Exploring Remortgage Shared Ownership
Shared ownership is a popular option for those looking to buy a home but cannot afford the entire property on their own. It is a scheme where a buyer purchases a portion of the property and rents the remainder from the housing association. Remortgaging is an option for those who have already bought a shared ownership property, allowing them to change their mortgage provider or product, or increase their share of the property. In this article, we will explore the options for remortgaging shared ownership and the pros and cons of doing so.
Understanding Shared Ownership and Remortgaging
Shared ownership is a scheme designed to help first-time buyers get on the property ladder, or those who cannot afford to buy a home on their own. The buyer purchases a share of the property, usually between 25% and 75%, and rents the remaining share from the housing association. The buyer also pays a service charge to the housing association for the upkeep of the communal areas.
Remortgaging is the process of switching your mortgage provider or product, or increasing your share of the property. It can be a good option for those who want to reduce their monthly mortgage repayments, or those who want to increase their share in the property. However, it is important to consider the pros and cons of remortgaging shared ownership before making a decision.
Pros and Cons of Remortgaging Shared Ownership
One of the main advantages of remortgaging shared ownership is the potential to save money on monthly mortgage repayments. If you can find a better mortgage deal with a lower interest rate, you could save hundreds or even thousands of pounds over the term of your mortgage.
However, there are some downsides to remortgaging shared ownership.
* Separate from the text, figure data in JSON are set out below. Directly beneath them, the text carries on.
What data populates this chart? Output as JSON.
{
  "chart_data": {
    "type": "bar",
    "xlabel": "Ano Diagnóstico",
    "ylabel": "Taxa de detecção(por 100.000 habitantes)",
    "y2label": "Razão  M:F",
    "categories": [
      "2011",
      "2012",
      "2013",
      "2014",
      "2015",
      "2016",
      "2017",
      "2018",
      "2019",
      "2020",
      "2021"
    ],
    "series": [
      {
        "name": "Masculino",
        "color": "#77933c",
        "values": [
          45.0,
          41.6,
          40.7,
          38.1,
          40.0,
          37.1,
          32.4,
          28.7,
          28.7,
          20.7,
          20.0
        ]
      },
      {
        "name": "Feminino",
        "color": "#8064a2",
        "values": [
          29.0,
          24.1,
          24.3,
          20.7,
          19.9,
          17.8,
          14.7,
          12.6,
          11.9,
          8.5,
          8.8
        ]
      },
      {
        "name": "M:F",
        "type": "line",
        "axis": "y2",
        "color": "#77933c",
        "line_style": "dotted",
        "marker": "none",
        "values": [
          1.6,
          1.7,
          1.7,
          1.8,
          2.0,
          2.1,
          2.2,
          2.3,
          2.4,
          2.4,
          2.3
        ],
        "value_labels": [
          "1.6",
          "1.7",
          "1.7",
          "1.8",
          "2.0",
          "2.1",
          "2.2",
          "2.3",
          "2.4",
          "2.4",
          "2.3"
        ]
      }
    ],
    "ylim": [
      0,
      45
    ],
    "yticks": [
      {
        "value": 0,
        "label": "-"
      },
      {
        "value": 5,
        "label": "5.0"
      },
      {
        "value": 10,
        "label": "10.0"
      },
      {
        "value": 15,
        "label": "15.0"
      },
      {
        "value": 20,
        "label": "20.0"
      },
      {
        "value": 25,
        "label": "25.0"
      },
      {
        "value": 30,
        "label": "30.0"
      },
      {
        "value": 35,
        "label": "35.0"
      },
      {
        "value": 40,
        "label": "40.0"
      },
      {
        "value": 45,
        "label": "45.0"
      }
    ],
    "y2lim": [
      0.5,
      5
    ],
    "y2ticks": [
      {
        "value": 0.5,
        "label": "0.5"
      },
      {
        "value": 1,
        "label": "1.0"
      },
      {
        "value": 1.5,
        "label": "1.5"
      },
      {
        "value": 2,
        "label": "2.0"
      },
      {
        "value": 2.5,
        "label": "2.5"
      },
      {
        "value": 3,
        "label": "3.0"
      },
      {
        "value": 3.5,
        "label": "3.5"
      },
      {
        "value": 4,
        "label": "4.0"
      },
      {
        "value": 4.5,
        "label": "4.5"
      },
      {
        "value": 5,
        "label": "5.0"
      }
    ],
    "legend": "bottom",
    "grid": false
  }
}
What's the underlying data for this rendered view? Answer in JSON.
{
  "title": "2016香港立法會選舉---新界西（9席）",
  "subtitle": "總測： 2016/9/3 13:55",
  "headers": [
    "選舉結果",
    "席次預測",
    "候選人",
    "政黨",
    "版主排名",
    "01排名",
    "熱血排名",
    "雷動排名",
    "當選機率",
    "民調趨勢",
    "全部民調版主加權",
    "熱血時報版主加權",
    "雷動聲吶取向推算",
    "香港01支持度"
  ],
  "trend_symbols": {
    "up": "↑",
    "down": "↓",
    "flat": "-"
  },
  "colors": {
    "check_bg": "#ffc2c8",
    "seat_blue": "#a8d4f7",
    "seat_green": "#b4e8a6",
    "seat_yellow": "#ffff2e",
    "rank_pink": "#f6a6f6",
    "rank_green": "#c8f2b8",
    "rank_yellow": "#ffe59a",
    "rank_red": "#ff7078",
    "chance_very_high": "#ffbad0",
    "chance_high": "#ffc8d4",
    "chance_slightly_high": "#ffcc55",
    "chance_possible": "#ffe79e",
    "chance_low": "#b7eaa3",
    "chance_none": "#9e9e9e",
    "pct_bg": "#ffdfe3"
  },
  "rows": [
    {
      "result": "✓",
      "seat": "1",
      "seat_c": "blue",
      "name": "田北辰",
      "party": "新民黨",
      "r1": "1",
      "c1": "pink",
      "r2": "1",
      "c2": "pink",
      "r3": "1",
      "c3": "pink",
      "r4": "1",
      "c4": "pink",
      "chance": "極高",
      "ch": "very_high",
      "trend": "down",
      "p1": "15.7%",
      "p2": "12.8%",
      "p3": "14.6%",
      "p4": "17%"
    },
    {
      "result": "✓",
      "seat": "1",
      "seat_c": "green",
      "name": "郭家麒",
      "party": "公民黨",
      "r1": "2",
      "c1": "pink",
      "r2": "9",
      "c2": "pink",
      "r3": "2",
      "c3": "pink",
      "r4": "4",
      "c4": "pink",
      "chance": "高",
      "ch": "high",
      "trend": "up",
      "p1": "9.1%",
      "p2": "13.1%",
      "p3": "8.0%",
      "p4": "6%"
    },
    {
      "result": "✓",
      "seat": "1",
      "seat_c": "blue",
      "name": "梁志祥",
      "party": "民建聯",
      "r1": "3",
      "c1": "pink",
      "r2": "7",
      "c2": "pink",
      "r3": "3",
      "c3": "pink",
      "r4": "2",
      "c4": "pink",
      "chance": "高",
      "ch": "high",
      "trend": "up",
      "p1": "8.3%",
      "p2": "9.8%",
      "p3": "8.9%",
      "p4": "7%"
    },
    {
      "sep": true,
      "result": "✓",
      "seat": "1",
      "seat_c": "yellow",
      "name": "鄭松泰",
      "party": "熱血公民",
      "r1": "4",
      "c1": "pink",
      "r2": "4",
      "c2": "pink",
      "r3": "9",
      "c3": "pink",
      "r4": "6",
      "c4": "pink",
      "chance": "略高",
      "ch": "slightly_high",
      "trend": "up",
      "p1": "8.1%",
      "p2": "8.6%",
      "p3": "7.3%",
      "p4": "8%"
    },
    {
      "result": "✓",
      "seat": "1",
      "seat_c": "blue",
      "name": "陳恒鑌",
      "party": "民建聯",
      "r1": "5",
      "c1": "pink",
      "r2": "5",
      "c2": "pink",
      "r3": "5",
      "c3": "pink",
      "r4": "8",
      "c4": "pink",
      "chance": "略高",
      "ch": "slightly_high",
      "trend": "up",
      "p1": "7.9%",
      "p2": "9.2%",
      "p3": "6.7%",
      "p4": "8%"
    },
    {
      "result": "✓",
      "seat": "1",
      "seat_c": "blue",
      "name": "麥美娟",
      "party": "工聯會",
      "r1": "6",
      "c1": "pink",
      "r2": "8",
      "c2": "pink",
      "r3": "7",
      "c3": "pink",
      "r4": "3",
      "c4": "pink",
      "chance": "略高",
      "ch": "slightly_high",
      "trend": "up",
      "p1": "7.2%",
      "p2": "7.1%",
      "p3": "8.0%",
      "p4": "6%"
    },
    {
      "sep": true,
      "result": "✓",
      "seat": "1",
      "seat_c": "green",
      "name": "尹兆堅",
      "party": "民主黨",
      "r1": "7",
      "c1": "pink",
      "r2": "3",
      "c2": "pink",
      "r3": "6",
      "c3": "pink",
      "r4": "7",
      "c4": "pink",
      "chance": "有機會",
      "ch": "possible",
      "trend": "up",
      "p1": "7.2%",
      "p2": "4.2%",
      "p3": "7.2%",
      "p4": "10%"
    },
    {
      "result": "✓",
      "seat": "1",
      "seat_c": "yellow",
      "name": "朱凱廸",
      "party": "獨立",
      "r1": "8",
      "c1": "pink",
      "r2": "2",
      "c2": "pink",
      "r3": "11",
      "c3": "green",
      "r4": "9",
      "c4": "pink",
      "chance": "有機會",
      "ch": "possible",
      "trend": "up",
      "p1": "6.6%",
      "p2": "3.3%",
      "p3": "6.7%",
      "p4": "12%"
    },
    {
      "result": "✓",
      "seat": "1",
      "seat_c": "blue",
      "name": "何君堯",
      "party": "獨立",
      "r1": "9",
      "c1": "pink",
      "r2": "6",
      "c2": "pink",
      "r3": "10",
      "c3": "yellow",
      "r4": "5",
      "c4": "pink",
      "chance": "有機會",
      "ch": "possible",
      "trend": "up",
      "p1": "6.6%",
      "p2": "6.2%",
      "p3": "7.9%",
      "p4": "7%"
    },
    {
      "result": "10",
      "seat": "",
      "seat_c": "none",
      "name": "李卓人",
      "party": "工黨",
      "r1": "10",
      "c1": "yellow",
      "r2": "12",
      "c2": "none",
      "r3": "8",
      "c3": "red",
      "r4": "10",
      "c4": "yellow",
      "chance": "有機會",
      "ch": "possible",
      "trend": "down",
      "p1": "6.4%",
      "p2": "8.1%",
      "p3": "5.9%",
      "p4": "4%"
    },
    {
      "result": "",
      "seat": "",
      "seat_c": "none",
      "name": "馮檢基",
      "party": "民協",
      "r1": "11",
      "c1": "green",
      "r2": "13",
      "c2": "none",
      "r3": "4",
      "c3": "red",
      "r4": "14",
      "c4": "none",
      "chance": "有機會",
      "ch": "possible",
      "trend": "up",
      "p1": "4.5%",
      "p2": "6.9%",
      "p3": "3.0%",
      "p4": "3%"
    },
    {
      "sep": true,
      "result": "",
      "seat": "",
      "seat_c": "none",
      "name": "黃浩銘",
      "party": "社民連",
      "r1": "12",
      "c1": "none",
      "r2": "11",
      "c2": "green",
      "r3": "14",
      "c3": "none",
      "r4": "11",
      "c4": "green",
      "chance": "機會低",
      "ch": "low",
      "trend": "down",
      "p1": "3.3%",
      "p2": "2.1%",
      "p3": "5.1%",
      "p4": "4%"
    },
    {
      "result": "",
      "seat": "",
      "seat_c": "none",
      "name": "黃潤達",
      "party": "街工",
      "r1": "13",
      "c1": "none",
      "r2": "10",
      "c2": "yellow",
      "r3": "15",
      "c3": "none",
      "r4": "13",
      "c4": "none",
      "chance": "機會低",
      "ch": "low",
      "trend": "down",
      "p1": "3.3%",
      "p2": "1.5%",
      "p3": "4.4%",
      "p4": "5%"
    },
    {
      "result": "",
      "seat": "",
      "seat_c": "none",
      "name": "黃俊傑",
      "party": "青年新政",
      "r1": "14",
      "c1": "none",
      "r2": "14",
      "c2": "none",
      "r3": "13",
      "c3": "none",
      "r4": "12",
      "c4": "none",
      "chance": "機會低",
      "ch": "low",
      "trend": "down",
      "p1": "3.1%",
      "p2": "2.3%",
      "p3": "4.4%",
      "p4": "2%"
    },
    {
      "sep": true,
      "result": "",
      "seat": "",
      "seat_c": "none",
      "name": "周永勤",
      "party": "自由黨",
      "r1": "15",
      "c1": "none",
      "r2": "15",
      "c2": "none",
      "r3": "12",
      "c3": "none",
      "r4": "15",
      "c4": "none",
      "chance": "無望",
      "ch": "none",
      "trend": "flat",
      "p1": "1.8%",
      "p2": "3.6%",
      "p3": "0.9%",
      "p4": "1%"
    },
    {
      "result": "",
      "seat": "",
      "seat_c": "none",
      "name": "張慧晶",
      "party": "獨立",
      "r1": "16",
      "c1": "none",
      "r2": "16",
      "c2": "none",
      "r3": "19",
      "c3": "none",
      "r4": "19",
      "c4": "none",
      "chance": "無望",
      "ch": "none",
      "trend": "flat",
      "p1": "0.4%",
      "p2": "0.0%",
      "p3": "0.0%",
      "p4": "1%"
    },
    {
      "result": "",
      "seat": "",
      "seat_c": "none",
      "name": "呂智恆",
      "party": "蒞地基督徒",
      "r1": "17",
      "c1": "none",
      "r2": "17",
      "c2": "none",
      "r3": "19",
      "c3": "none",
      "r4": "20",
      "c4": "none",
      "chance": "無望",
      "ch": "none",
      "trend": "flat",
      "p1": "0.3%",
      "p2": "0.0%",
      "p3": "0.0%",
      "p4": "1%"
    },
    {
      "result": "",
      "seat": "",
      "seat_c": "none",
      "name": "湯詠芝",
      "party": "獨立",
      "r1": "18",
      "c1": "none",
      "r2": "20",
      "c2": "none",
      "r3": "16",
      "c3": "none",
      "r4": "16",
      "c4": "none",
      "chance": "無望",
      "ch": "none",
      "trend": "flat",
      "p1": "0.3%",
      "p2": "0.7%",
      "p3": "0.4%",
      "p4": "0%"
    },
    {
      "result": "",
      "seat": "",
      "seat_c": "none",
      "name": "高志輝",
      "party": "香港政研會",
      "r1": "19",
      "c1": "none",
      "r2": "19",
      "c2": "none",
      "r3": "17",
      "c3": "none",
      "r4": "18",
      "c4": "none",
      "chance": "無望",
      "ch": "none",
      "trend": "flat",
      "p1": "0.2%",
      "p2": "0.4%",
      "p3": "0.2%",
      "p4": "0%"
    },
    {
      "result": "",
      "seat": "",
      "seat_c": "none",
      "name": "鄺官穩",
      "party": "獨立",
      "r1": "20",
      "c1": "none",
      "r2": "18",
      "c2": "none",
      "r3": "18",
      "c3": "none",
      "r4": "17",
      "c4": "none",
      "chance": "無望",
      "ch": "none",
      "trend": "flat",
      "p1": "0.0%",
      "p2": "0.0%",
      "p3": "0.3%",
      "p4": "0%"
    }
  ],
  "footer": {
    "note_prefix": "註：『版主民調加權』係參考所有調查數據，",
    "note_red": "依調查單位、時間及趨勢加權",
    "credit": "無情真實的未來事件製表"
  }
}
If you want to increase your share of the property, you may need to pay for a new valuation and legal fees, which can be expensive. You may also need to pay an administration fee to the housing association. Additionally, if you are in the early stages of your mortgage term, you may face early repayment charges from your current lender.
Tips for Choosing the Right Remortgage Option
Before remortgaging shared ownership, it is important to consider your options carefully. Look at the current interest rates and mortgage deals available, and compare them to your existing mortgage. You should also factor in any additional costs, such as valuation fees and legal fees.
It is also important to speak to your housing association and check the terms of your lease. Some housing associations have restrictions on remortgaging, and you may need their permission before you can proceed.
Finally, seek professional advice from a mortgage broker or financial advisor. They can help you navigate the complicated process of remortgaging shared ownership and help you find the best deal for your circumstances.
Remortgaging shared ownership can be a good option for those looking to reduce their monthly mortgage repayments or increase their share of the property. However, it is important to consider the pros and cons and seek professional advice before making a decision. With careful consideration and research, you can find the right remortgage option to suit your needs.